Each conflict includes `field`, `reason`, and `values` (array of `source: value` strings) and is stable-sorted by `field` then `reason`.

## Linkset output shape additions
- `key.confidence`: populated from formula above.
- `conflicts[]`: as defined; may be empty but never null. Each conflict also carries `sourceIds[]` (vendors/sources that produced the values) for provenance.
- `normalized` retains add-only fields from `link-not-merge-schema.md`; do not drop raw ranges even when disjoint.
- `provenance.hashes`: sorted list of `observationHash` values; used by replay bundles.

## Fixtures
- `docs/samples/lnm/linkset-lnm-21-002-sample.json`: two-source agreement (high confidence, no conflicts).
- `docs/samples/lnm/linkset-lnm-21-002-conflict.json`: three-source disagreement showing conflict records and confidence < 0.7.
All fixtures use ASCII ordering and ISO-8601 UTC timestamps and may be used as golden outputs in tests.

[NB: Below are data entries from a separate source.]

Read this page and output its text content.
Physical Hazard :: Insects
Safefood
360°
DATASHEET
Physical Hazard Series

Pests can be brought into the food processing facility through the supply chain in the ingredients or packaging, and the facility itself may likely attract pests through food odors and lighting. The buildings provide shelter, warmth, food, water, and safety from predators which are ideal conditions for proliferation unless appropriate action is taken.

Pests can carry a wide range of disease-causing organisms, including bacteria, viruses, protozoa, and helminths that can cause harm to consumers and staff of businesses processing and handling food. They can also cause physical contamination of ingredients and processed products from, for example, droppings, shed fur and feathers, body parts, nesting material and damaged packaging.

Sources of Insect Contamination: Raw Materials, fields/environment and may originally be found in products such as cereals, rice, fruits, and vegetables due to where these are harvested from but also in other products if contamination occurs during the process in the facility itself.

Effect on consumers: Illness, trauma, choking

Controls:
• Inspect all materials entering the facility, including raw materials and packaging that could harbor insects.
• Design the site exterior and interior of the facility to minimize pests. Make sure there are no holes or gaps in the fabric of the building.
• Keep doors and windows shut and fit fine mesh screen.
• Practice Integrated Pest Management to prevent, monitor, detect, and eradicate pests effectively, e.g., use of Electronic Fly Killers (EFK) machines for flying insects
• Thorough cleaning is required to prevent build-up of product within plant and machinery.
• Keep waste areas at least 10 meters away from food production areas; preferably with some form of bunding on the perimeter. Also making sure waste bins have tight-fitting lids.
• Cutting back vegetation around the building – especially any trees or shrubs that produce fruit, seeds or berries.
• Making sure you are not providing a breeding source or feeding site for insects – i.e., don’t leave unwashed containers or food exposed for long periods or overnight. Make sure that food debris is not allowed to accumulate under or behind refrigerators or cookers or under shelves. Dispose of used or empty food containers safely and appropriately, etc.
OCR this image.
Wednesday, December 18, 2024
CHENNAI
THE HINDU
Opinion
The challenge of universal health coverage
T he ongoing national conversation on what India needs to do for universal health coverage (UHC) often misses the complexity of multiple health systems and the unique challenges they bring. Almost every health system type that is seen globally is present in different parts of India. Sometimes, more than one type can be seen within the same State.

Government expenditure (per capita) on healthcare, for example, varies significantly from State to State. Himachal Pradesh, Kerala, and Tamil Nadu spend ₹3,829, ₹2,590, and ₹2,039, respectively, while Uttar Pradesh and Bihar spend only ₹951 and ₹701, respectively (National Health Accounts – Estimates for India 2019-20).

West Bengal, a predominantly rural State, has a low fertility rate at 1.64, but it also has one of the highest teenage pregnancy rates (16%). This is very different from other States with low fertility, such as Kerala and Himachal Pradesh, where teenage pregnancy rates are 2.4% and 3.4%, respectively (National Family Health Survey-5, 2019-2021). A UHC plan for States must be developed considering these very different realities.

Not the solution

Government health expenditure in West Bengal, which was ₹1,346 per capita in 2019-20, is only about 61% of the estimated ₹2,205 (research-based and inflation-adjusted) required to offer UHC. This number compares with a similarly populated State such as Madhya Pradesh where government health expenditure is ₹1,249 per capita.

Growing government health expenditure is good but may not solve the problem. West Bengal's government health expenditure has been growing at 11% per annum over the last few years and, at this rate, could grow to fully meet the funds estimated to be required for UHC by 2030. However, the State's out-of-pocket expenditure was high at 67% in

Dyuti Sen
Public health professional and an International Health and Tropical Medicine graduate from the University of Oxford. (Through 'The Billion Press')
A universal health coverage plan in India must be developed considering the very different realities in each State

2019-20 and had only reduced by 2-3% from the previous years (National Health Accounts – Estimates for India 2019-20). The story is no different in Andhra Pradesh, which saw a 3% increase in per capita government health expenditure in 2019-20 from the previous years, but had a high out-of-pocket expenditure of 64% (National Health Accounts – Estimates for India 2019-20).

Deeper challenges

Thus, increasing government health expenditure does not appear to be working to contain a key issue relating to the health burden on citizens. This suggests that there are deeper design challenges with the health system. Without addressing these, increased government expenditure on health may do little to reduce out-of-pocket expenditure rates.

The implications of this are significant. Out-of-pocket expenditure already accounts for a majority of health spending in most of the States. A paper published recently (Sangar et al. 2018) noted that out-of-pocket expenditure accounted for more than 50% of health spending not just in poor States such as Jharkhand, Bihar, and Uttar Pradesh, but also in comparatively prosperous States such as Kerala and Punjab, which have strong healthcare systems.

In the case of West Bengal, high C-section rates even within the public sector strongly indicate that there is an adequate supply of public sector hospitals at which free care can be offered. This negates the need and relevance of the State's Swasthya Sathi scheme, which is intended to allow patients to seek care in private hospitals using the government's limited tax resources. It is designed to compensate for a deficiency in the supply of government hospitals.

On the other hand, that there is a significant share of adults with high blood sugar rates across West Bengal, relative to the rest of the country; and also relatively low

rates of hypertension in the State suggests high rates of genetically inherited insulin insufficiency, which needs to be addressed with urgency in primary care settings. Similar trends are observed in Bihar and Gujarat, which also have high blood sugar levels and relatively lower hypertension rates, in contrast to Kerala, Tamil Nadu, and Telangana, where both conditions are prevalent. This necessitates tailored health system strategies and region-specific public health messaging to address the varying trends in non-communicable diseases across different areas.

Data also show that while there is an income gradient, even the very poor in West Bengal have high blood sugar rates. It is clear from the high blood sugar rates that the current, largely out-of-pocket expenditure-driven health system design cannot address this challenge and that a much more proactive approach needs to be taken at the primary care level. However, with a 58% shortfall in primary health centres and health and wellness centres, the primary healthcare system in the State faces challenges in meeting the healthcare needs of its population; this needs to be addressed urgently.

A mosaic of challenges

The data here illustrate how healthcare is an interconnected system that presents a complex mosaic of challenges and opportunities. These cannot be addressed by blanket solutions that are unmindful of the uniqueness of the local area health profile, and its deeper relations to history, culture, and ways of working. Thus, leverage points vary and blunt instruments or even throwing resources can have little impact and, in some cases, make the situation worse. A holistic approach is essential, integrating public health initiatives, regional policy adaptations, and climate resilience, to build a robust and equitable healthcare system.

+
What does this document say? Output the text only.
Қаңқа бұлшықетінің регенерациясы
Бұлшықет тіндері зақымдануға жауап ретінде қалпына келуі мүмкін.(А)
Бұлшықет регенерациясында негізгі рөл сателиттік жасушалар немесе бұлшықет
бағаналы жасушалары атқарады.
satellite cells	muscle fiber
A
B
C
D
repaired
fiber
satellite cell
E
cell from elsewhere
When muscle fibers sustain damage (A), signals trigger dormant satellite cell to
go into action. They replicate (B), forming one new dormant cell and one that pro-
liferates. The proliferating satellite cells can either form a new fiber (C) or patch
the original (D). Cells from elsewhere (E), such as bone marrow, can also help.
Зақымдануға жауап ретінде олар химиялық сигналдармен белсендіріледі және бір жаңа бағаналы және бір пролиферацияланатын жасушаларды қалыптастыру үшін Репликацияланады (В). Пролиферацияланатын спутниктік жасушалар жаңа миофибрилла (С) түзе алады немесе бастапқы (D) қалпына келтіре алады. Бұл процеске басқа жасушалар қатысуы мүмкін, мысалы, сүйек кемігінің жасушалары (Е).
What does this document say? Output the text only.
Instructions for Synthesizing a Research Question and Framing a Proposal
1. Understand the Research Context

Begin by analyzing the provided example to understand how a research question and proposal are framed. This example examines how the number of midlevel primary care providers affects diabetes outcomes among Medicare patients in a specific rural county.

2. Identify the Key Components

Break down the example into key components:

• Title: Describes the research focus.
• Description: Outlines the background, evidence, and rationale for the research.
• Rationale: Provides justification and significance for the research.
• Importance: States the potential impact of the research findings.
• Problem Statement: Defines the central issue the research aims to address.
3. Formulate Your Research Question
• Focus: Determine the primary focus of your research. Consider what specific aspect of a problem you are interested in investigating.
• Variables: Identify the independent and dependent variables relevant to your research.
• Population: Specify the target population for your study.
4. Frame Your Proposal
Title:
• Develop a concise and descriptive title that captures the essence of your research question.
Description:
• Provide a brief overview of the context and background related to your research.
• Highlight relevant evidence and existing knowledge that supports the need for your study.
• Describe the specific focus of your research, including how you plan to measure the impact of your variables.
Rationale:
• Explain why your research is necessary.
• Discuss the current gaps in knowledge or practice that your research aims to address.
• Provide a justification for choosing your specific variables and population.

## Implementation checklist
- Builder must refuse to overwrite existing linkset when incoming hash list unchanged.
- Correlation job idempotency key: `hash(tenantId|aliasSet|purlSet|fetchedAtBucket)`.
- Telemetry: counter `concelier.linkset.builder.conflict_total{field,reason}` and histogram `concelier.linkset.builder.confidence` (0–1 buckets).
- Event emission: include `confidence` and `conflicts` summary in `advisory.linkset.updated@1`; keep arrays sorted as above.

## Change control
- Add-only. Adjusting weights or conflict codes requires new version `advisory.linkset.updated@2` and a sprint note.